Pattern ID	A-004
Pattern Type	architectural
Author	Mat Bettinson
Last updated	2026-03-17
Keywords	metadatadata-packagingportabilityarchivallong-term-preservationFAIR
HASS Domains	linguisticsmusicologyanthropologydigital-humanities
Source type	talk-transcript
Source ref	Peter Sefton, RO-Crate overview talk (YouTube)

Co-Located Metadata and Data

An architectural principle for ensuring that data collections remain self-describing and portable across storage systems and institutional lifespans.

Pattern Metadata

Field	Value
Pattern ID	A-004
Pattern Type	Architectural
Keywords	metadata, data-packaging, portability, archival, long-term-preservation, FAIR
Author(s)	Mat Bettinson
Last Updated	2026-03-17

Intent

Store machine-readable metadata in the same package or directory as the data it describes, so that data collections remain self-describing and portable across storage systems without depending on an external metadata service.

Context

When This Pattern Applies

Long-lived HASS collections (linguistics, musicology, anthropology, digital humanities) that must outlive individual projects, funding cycles, and institutional systems
Projects where data is stored on commodity or object storage (file systems, S3-compatible object stores, institutional repositories)
Contexts where storage systems are expected to change over time, or where data may be transferred between custodians
Any collection where the value of the data depends on preserving its contextual description alongside the data itself

When This Pattern Does NOT Apply

Transient or short-lived datasets where portability and long-term preservation are not requirements
Systems where data is natively stored in a relational database that already embeds metadata as schema columns — co-location is the architecture, not a separate metadata file
Contexts where metadata is legally or ethically required to be maintained separately from data (e.g., certain privacy-governed datasets where metadata must be accessible without the underlying data)

Prerequisites

Agreement on a metadata vocabulary or schema (format is flexible — XML, JSON-LD, YAML; any machine-readable format works)
Storage system that allows files to exist alongside data items (true of almost all file-based and object storage systems)
Governance agreement on who is responsible for keeping metadata current as data evolves

Issues

Issue 1: Data Portability Across Storage Systems

Datasets must remain usable when moved between storage technologies — file systems, object storage, cloud platforms, institutional repositories. If the metadata lives only in an external database or catalogue, a storage migration severs the link between data and its description. The data arrives at its destination stripped of context.

Issue 2: Metadata Loss at System Retirement

Institutional systems — catalogues, data management platforms, funding-project databases — have lifespans shorter than the data they describe. When a system is retired, metadata held only in that system is at risk of loss or disconnection from the data it describes. Once separated, the link is rarely recovered.

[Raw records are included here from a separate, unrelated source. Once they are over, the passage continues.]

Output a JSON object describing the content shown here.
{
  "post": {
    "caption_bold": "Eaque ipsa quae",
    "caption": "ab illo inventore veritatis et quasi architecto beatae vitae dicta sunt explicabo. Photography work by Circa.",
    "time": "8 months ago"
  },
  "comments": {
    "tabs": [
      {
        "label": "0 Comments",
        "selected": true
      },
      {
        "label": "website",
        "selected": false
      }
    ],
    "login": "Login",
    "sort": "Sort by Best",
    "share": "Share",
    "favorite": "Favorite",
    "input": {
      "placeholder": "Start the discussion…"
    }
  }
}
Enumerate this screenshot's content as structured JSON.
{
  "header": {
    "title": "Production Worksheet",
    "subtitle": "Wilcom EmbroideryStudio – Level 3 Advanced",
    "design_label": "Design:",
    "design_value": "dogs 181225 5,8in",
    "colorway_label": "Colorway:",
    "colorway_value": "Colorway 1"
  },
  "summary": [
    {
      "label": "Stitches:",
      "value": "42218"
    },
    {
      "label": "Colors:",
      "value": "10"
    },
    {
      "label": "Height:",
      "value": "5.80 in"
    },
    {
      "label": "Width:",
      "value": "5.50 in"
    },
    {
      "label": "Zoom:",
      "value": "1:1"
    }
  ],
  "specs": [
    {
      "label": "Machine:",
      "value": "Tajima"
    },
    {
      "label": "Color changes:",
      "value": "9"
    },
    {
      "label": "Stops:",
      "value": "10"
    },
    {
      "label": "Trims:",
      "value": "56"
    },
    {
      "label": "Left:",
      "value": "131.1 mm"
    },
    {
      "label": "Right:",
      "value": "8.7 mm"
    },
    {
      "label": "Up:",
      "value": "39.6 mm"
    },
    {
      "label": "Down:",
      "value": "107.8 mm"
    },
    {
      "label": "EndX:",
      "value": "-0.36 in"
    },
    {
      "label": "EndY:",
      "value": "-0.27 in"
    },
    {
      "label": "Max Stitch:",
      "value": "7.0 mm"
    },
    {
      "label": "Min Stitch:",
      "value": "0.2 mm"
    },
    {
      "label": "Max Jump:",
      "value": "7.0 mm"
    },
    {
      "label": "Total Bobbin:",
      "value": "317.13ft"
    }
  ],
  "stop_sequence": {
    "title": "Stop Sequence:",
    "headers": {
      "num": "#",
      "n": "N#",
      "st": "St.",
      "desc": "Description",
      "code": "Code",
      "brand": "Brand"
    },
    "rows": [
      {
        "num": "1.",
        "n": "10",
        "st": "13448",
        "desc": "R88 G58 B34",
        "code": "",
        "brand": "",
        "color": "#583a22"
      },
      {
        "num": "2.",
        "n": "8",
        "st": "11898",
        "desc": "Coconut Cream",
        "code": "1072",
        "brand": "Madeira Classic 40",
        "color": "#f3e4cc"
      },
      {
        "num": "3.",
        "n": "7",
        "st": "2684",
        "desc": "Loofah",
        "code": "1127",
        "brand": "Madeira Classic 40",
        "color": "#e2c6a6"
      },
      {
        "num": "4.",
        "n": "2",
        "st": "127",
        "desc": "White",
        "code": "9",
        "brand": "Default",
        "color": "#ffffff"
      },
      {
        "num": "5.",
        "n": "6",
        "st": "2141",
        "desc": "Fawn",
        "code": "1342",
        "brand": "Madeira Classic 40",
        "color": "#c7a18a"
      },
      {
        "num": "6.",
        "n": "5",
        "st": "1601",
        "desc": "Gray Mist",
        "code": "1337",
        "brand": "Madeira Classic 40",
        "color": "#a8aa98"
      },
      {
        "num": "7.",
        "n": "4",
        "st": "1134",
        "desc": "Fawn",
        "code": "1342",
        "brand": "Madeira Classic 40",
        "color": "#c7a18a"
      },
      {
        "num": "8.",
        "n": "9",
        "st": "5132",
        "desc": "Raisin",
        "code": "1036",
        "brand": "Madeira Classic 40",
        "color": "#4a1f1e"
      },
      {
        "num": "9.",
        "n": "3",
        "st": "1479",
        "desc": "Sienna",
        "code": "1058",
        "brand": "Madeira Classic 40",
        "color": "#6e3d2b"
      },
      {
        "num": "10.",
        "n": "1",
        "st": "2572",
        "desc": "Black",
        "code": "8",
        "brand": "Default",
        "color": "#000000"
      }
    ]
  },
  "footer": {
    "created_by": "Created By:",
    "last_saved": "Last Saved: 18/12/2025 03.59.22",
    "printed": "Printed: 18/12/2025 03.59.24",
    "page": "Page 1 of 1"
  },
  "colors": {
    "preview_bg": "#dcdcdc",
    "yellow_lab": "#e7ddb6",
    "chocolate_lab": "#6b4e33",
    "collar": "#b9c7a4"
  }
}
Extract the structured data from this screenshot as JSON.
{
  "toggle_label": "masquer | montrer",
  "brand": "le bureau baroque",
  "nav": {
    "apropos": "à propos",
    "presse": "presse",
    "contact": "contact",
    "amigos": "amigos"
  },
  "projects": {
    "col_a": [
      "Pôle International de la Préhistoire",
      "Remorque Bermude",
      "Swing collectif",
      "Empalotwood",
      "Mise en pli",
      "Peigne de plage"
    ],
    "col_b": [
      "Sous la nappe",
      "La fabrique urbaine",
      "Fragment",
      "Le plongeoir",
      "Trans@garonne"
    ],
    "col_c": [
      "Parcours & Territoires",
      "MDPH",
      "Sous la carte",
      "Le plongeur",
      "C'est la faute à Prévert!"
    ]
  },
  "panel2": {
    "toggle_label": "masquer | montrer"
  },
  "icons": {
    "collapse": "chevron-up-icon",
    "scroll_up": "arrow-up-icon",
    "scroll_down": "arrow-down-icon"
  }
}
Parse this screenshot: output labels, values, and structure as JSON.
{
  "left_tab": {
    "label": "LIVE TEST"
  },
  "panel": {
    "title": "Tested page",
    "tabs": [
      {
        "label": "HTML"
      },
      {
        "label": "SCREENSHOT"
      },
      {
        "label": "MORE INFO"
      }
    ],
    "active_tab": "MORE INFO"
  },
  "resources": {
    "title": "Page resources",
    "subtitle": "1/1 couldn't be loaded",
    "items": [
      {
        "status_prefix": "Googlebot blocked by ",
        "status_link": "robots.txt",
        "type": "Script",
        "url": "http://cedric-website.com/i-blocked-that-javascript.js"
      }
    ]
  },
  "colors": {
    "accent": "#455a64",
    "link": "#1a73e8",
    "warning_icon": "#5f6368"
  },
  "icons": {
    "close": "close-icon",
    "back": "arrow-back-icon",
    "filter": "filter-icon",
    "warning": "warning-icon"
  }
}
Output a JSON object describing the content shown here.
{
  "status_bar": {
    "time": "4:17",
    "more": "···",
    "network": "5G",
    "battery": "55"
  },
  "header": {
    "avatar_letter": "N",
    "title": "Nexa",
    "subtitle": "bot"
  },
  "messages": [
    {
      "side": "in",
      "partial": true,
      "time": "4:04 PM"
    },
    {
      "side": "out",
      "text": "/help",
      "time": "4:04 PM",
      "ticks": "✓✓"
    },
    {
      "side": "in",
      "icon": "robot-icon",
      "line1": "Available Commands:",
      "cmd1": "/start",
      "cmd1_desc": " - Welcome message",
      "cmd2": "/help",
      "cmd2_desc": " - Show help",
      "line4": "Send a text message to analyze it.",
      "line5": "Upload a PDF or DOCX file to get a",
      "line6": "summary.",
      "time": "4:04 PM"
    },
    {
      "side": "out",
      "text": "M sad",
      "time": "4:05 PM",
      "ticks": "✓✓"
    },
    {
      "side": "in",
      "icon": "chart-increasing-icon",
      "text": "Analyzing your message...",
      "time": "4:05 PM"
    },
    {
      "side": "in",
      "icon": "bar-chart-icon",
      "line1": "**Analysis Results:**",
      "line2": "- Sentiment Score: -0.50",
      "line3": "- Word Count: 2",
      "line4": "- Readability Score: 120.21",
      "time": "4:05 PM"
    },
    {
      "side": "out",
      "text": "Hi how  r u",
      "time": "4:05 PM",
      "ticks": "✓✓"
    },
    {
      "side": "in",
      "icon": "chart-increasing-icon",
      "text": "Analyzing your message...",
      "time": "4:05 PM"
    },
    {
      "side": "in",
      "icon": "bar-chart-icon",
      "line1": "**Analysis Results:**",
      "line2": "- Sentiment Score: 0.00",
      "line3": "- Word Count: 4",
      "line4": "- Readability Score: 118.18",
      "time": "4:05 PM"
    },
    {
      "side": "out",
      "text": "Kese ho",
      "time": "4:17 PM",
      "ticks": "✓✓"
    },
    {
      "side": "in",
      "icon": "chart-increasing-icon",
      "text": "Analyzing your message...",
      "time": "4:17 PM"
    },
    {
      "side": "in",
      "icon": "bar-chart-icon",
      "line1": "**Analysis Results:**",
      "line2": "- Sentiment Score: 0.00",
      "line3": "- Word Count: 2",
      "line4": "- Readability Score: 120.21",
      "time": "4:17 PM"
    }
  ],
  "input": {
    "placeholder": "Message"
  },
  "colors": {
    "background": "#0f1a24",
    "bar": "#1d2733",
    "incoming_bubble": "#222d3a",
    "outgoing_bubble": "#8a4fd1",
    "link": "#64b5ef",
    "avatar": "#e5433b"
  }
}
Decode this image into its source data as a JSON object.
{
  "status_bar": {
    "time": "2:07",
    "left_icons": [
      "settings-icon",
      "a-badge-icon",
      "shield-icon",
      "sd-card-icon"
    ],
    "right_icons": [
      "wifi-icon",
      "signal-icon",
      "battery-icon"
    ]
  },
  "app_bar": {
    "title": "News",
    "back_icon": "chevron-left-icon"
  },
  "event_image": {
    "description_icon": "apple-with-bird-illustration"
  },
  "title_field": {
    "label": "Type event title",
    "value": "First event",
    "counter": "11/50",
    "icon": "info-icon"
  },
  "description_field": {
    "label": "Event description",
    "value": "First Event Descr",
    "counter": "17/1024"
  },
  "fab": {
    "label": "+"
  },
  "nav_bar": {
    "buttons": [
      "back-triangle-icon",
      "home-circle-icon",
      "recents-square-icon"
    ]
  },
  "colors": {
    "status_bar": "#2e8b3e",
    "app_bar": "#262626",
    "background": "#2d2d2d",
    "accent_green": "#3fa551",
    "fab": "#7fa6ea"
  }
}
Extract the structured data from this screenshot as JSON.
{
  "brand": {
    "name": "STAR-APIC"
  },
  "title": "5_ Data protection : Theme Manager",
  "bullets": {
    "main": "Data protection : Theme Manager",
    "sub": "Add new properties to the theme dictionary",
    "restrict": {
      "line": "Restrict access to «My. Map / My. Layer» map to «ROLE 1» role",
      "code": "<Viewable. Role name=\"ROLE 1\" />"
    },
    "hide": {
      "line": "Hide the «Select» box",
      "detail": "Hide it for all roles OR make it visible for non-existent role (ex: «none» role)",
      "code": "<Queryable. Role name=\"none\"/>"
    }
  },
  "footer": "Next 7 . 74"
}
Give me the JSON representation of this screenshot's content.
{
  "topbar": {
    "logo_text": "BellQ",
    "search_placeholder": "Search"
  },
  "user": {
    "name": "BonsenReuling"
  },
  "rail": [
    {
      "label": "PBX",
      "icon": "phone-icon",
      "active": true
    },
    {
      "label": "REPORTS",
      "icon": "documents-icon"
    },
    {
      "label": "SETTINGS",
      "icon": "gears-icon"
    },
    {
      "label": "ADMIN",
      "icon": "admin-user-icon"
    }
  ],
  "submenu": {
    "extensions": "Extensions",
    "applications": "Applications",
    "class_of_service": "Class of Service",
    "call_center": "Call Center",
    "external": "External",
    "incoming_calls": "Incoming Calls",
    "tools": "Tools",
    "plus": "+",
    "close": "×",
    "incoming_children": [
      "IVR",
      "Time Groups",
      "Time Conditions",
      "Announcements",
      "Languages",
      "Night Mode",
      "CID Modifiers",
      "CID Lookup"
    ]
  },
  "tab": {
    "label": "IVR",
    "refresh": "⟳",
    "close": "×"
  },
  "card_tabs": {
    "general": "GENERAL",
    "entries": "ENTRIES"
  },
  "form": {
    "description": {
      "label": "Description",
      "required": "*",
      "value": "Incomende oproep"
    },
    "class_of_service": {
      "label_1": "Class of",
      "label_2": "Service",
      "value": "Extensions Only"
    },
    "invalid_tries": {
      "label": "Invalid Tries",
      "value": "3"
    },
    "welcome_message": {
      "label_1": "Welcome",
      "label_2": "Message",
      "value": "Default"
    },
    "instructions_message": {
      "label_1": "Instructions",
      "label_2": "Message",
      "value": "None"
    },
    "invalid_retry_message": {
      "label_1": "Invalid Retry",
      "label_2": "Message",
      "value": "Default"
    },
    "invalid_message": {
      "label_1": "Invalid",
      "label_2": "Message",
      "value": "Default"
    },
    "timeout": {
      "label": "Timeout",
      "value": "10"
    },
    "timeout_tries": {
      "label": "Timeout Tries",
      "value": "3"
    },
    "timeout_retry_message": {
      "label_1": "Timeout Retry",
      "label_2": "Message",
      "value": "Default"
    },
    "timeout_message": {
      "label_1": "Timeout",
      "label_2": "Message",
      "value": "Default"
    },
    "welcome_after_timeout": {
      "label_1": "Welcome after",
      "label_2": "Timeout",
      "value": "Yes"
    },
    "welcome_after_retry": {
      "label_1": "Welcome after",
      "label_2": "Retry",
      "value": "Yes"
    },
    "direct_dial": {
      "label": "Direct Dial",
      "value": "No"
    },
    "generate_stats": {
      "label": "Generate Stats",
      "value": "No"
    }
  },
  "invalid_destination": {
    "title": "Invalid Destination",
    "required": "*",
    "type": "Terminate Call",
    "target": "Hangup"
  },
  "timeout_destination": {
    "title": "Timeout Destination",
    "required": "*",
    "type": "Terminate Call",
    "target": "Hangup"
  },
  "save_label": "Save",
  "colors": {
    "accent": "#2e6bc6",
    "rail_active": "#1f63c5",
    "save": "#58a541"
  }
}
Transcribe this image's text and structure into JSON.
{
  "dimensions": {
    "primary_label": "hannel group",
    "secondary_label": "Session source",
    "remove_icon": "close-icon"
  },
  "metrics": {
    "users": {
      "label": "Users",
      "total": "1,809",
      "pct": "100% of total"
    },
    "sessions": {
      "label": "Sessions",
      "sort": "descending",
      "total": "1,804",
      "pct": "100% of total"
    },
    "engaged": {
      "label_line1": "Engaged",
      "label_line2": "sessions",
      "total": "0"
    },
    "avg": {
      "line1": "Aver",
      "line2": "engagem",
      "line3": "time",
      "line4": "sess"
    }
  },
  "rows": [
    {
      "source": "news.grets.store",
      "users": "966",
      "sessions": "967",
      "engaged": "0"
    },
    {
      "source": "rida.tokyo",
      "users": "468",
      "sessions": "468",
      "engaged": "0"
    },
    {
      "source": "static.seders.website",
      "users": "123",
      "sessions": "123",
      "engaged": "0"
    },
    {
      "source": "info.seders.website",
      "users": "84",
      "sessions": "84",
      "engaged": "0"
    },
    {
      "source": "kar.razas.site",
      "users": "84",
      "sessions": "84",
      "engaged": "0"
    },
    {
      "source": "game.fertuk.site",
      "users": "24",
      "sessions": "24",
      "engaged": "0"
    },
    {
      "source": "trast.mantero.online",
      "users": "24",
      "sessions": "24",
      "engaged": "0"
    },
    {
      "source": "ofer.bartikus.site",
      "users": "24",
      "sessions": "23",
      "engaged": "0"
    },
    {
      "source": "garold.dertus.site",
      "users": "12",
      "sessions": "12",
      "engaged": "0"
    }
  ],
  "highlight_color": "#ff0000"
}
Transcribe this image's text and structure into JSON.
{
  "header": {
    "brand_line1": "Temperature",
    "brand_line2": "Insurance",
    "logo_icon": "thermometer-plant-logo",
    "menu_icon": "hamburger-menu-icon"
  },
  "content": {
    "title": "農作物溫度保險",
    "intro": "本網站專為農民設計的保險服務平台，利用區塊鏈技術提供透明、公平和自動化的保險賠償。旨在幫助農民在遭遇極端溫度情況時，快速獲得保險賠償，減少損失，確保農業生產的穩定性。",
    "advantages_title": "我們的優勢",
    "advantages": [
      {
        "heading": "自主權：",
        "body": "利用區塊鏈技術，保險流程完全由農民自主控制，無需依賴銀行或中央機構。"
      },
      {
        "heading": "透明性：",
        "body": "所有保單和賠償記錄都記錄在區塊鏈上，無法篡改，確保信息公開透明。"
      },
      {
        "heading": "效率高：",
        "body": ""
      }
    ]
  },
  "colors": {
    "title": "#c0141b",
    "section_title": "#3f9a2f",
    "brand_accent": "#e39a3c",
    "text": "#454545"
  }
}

Issue 3: Long-term Preservation Without Institutional Continuity

HASS collections in linguistics, musicology, and anthropology are expected to remain usable decades after initial capture, often outliving the project team, institution, or funding body. Preservation requires that meaning be embedded in the collection itself, not held by a service that may not exist.

Key Constraints

The principle must be format-agnostic: different projects will use different metadata vocabularies and serialisations. The architectural constraint is co-location, not format.
The principle must be storage-agnostic: it must work on file systems, object storage, and any future storage technology.

Motivating Example

The Situation:

A research team at Western Sydney University managing environmental data from the Hawkesbury Institute for the Environment needed to store field data in a way that would remain interpretable over time. No obvious standard existed at the time for bundling data with a description manifest.

The Issues That Emerged:

Without a co-location standard, the team faced the prospect of metadata living in a separate system. If that system was not maintained alongside the data, future researchers encountering the raw data files would have no way to interpret them.

Why Balance Is Needed:

Metadata storage is often treated as a secondary concern relative to the data itself. The cost of separating them is not felt immediately — it accumulates over time as systems drift and people move on. By the time the separation becomes a problem, the people who understood the original context may no longer be reachable.

Solution

Core Idea

Store metadata in the same package, directory, or object prefix as the data it describes. When data moves — to a new storage system, a new institution, or a new custodian — the metadata moves with it automatically. The package is self-describing.

Key Principles

Metadata travels with data. The metadata file or record is stored in the same directory, object prefix, or package as the data it describes. Moving or copying the data automatically includes its description.
Format-agnostic. The architectural principle does not prescribe a metadata format. PARADISEC has used bespoke XML for 20 years; RO-Crate uses JSON-LD. What matters is that metadata is machine-readable and co-located, not which vocabulary or serialisation is used.
Self-describing packages. Each data package carries enough metadata to be understood in isolation — without querying an external system. A new repository, researcher, or tool receiving the package can understand its contents from the package itself.

Solution Structure

Data Package (directory or object prefix)
├── data/
│   ├── item-001.wav
│   ├── item-002.wav
│   └── ...
└── metadata.json   ← co-located metadata file
    (describes items, provenance, rights, relationships)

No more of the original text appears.